17 CFR § 270.6c-10 - Exemption for certain open-end management investment companies to impose deferred sales loads.
(a) A company and any exempted person shall be exempt from the provisions of sections 2(a)(32), 2(a)(35), and 22(d) of the Act [15 U.S.C. 80a-2(a)(32), 80a-2(a)(35), and 80a-22(d), respectively] and § 270.22c-1 to the extent necessary to permit a deferred sales load to be imposed on shares issued by the company, Provided, that:
(1) The amount of the deferred sales load does not exceed a specified percentage of the net asset value or the offering price at the time of purchase;
(2) The terms of the deferred sales load are covered by the provisions of Rule 2830 of the Conduct Rules of the National Association of Securities Dealers, Inc.; and
(3) The same deferred sales load is imposed on all shareholders, except that scheduled variations in or elimination of a deferred sales load may be offered to a particular class of shareholders or transactions, Provided, that the conditions in § 270.22d-1 are satisfied. Nothing in this paragraph (a) shall prevent a company from offering to existing shareholders a new scheduled variation that would waive or reduce the amount of a deferred sales load not yet paid.

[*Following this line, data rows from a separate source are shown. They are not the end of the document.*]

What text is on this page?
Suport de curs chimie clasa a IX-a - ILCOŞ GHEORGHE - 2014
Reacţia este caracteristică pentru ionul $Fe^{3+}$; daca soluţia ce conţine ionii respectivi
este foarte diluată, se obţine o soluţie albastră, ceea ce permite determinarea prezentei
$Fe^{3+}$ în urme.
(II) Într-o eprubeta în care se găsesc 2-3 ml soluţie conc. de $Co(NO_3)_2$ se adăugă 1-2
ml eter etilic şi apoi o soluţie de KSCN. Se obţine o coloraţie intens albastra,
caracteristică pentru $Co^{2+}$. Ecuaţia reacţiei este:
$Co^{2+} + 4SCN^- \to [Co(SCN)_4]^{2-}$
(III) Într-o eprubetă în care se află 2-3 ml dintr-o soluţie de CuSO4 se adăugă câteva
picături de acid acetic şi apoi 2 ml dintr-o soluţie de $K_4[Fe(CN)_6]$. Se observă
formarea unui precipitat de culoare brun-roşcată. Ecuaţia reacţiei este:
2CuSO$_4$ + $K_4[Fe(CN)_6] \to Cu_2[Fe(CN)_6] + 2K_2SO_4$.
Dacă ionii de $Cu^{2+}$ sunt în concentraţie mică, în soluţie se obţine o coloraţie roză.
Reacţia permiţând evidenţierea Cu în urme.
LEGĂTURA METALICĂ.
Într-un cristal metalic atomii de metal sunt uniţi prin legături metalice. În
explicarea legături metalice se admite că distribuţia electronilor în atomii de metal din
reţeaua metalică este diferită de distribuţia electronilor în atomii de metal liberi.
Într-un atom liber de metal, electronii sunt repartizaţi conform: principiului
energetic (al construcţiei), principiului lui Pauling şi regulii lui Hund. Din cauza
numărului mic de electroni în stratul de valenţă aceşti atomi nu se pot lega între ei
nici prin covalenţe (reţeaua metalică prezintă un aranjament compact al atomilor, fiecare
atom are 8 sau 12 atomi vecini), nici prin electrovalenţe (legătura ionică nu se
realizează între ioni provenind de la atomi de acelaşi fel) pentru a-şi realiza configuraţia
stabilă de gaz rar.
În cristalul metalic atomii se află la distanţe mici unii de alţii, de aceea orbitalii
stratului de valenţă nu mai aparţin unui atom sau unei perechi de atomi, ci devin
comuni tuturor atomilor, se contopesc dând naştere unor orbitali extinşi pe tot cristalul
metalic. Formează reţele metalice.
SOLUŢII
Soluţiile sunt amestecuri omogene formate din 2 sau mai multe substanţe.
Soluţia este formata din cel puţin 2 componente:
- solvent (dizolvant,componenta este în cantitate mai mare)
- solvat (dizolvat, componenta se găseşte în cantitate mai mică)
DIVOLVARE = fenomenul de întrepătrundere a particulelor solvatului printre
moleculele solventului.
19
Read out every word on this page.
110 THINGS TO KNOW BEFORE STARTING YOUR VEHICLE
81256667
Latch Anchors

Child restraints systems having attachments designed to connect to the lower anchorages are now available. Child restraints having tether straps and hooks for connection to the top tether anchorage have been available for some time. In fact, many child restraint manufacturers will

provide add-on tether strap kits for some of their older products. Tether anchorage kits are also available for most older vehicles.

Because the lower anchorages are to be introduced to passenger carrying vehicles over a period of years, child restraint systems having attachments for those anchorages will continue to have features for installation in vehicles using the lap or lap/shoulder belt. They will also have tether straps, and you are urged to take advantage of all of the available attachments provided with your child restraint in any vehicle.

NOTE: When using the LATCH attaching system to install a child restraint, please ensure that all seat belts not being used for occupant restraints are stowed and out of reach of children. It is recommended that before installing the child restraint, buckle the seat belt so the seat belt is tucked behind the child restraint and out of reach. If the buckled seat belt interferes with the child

(b) For purposes of this section:
(1) Company means a registered open-end management investment company, other than a registered separate account, and includes a separate series of the company;
(2) Exempted person means any principal underwriter of, dealer in, and any other person authorized to consummate transactions in, securities issued by a company; and
(3) Deferred sales load means any amount properly chargeable to sales or promotional expenses that is paid by a shareholder after purchase but before or upon redemption.